P/1 – E agora para a gente encerrar, eu vou te fazer duas perguntinhas só. O que é que você acha desse projeto de resgate, resgatar a história de cartas, como que faz parte da vida das pessoas, como que fez. O que é que o senhor acha? Através das histórias de vida?
R – Acho, como se diz em português, bacana. Ou seja, muito bom porque quem teve durante a vida esta fase, ou quem ainda tem a sorte de ter ainda, acho que muito poucos, mas quem viveu essa fase, é o momento de lembrar, de comparar, de revitalizar a memória. É importantíssimo isso. As novas gerações que não estão acostumadas com isso, que vivem a base da tecnologia somente e as vezes não tem este momento de ler a carta, não tiveram, é o momento de conhecer esta página da história da humanidade que foi importante, que a tecnologia não substitui.
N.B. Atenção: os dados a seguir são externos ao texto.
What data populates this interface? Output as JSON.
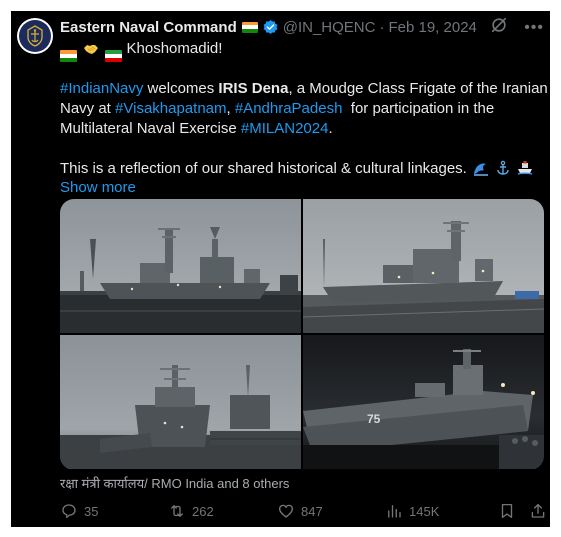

A tecnologia tem outras vantagens importantíssimas. A rapidez as vezes que se escreve um e-mail, ou uma mensagem e, o momento mais reflexivo de escrever uma carta, é só um exemplo, acho que é uma ideia boa de manter viva a memória, resgatar o momento e um serviço também que foi feito e que está sendo feito ao longo da história.
P/1 – E como é que foi para o senhor contar essa história para a gente?
R – Acho bom porque, quer dizer, a gente, nós somos o nosso passado, nosso presente, o nosso futuro. A gente olha o futuro de um lado, mas fazendo a memória, como você ajudou de muitos momentos do passado, é perceber, é ter mais clareza da minha identidade, da minha história, dos diferentes fios que foram construindo a minha vida. Eu acho que é sempre uma boa oportunidade, serve não só como memória, como registro, mas também para mim. Acho que isso é importante, para mim é um momento de voltar e pensar sobre muitos acontecimentos.
P/1 – Então muito obrigada Padre Paulo. Muito obrigada pela sua entrevista.
R – Nada.
P/1 – Parabéns pela sua trajetória, história de vida.